In all, Democratic candidates have spent more than $38 million on Facebook and Google advertising so far during the 2020 campaign. Both firms began releasing details of their political advertising for the first time in 2018, so comparable 2016 data isn’t readily available.
For candidates who just recently qualified for the debate, or are still trying, specific appeals for support in order to make the stage have consumed a significant share of digital advertising budgets. According to a digital ad tracking tool created by Bully Pulpit Interactive, a Democratic firm, multiple candidates have devoted more than half of their digital advertising over the last month to ads related to the debate.
From July 20 to August 10, for instance, Julián Castro, Cory Booker and Marianne Williamson each mentioned the debates in more than 70% of their digital ads.
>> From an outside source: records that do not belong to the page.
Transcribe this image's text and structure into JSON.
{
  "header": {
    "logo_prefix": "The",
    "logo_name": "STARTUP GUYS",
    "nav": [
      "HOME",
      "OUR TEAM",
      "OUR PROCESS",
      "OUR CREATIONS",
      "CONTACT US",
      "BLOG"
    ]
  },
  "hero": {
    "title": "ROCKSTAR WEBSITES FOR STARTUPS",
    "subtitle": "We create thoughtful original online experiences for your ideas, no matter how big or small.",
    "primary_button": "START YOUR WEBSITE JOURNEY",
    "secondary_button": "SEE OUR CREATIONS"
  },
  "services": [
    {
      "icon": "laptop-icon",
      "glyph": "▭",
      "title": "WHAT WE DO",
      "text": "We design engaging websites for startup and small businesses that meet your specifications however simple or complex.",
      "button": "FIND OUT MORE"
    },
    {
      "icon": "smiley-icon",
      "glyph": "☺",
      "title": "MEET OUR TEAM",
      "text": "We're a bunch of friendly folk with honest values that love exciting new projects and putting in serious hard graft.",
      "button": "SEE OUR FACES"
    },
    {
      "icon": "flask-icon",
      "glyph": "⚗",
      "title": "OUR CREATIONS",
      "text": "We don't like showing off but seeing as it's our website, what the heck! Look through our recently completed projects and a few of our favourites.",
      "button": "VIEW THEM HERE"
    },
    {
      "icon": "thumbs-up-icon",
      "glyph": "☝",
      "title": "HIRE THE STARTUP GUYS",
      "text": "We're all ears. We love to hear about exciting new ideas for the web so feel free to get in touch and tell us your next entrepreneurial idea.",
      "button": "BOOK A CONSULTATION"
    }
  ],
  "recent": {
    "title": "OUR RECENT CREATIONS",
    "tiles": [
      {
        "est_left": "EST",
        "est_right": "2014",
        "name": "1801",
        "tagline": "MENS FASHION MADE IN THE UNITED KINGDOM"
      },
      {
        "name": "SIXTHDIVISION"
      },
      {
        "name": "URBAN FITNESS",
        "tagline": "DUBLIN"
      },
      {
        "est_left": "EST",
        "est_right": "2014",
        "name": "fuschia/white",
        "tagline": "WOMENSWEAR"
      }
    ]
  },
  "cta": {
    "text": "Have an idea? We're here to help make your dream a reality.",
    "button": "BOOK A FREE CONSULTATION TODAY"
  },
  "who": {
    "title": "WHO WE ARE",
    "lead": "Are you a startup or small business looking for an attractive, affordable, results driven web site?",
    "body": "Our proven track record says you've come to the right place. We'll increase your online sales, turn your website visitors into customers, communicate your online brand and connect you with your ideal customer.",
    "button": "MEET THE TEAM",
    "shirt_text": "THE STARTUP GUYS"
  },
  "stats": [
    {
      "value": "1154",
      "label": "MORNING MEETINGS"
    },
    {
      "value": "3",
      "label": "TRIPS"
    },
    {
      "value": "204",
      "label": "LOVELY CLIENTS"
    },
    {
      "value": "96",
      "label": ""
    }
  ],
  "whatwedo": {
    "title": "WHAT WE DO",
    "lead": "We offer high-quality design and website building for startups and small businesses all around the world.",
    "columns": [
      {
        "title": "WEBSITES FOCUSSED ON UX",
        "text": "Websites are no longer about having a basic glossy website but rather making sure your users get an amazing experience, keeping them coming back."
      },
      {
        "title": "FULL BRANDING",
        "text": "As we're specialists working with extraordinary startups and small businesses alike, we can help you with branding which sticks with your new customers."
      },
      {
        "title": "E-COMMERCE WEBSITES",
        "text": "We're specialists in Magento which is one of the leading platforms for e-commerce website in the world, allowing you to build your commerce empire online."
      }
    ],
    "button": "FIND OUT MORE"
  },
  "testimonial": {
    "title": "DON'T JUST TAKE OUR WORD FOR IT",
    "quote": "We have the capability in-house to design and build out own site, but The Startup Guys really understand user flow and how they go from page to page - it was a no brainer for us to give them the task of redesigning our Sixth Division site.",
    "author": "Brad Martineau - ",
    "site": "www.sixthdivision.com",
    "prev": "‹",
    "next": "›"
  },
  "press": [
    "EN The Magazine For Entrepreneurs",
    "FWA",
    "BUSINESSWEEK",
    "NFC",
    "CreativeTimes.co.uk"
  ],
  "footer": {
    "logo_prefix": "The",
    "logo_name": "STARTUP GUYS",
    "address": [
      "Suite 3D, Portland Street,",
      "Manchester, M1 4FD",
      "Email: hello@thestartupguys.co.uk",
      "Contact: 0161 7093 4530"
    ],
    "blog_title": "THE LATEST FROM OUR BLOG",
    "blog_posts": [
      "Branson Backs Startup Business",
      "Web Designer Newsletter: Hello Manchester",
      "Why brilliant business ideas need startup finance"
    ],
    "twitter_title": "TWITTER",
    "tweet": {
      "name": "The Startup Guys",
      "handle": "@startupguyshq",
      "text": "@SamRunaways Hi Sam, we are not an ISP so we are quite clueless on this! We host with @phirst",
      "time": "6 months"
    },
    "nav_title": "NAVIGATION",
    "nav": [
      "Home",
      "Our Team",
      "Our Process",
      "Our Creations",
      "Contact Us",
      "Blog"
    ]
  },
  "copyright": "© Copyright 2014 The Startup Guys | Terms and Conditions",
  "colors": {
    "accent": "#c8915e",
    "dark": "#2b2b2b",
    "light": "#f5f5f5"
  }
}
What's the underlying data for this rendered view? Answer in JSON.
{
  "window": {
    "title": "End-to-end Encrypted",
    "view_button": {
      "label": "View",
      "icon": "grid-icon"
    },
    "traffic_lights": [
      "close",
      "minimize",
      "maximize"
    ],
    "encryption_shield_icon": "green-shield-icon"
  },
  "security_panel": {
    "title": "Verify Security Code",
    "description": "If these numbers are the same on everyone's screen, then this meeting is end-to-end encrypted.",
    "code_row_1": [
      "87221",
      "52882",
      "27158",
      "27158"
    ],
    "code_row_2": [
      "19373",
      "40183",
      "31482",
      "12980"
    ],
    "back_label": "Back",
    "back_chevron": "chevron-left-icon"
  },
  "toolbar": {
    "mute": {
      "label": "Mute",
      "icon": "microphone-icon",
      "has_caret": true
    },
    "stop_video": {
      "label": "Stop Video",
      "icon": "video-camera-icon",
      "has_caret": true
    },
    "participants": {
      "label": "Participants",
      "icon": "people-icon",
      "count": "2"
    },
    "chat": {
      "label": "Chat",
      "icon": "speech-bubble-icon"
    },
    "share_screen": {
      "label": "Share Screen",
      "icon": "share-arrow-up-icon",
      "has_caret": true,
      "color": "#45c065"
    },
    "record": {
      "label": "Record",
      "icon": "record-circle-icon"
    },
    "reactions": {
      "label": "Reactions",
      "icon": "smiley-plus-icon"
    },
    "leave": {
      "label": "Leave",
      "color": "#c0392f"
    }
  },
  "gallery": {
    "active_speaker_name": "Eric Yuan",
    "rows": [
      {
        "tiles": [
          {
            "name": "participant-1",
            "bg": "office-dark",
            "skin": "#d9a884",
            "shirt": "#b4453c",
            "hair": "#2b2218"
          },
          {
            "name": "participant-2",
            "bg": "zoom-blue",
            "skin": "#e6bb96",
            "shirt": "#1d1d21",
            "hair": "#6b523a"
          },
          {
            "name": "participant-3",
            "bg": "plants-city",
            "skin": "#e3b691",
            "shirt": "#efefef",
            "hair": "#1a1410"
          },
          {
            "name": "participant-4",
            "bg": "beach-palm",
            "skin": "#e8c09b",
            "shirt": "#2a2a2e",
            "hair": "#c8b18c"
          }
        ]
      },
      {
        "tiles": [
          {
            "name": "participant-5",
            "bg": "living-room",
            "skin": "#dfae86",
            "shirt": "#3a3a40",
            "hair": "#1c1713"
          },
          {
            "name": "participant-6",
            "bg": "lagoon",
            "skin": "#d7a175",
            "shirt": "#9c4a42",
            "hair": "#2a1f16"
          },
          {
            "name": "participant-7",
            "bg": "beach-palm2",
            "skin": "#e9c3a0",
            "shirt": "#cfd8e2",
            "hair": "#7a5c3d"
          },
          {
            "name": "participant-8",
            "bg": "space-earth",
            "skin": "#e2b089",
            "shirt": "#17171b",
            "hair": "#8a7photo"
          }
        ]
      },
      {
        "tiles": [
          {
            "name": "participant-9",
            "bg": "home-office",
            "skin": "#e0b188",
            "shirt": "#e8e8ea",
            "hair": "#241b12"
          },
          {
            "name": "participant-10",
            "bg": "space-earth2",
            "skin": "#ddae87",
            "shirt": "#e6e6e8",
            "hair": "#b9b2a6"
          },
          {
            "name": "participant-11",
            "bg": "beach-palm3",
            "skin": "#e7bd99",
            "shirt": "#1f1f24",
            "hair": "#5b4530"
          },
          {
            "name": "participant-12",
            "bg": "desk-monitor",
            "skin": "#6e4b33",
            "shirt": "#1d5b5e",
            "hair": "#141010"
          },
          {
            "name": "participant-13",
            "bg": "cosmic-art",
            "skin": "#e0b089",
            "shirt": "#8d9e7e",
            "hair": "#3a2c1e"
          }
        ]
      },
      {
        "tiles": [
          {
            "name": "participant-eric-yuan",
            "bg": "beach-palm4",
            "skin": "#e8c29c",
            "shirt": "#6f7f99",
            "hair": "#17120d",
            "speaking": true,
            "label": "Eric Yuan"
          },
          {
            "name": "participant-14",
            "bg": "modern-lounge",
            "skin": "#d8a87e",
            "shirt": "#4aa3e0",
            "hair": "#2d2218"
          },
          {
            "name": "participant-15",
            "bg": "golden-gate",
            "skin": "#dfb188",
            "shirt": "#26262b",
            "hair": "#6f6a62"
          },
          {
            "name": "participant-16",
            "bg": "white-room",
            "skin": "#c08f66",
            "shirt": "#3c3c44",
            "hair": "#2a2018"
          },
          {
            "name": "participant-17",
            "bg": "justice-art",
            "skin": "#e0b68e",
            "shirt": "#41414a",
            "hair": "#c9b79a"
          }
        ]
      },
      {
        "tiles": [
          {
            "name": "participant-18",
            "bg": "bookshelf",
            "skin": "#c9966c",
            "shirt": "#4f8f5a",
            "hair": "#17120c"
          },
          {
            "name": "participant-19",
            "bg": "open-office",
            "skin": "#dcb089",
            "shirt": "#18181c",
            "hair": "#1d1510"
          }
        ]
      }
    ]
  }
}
During the same period, Washington Gov. Jay Inslee and Gillibrand mentioned the debates in about half of their ads, the data show.
The next round of Democratic National Committee debates are Sept. 12 and Sept. 13 in Houston. In addition to the polling requirement, candidates must receive contributions from a wide geographical area. The donations from 130,000 individuals must come from at least 400 unique contributors in each of at least 20 states.
The candidates have until Aug. 28 to meet those benchmarks.
So far, 10 of roughly two dozen contenders have met the criteria: Biden, Booker, Castro, California Sen. Kamala Harris, Sanders, New Jersey Sen. Cory Booker, South Bend, Indiana, Mayor Pete Buttigieg, Minnesota Sen. Amy Klobuchar, former Texas congressman Beto O’Rourke, Massachusetts Sen. Elizabeth Warren and businessman Andrew Yang.
And even those who have made the debate stage are casting a wary eye on Steyer and the potential of his vast wealth, which Forbes pegs at $1.6 billion, to reshape the race. The former hedge-fund manager has committed to spending at least $100 million of his own money in the battle for the Democratic nomination.
In an email to supporters on Tuesday, Harris warned she’s in danger of falling behind in the money race, noting the presence of a “billionaire hedge fund manager … spending millions of dollars to buy his way onto the September debate stage.”
Steyer spokesman Alberto Lammers said the California billionaire, who entered the race about six weeks ago, has spent heavily because “Tom got in there late, and we need to catch up.”
Lammers said Steyer is gaining traction because voters like what he’s saying and rejected the idea that Steyer was “buying” his way into the race, calling him a skilled “organizer,” who knows his way around politics.
“His message is resonating. That’s the bottom line,” Lammers told CNN.
Steyer’s previous political work has provided tangible benefits to his campaign. His Need to Impeach organization, created in 2017 to encourage Congress to launch impeachment proceedings against President Donald Trump, has collected more than 8 million names. His campaign has rented the Need to Impeach list, giving him a ready-made trove of potential donors.
Steyer now is one poll away from qualifying for the September debate.
There’s still hope for candidates at risk of being elbowed off next month’s debate stage.
In an email reviewed by CNN that was sent to a presidential campaign by the Democratic National Committee, the campaign was informed that qualifying polls for an October debate must have been released between June 28 and two weeks prior to the debate. That gives candidates who did not qualify in September additional time to make the next debate stage.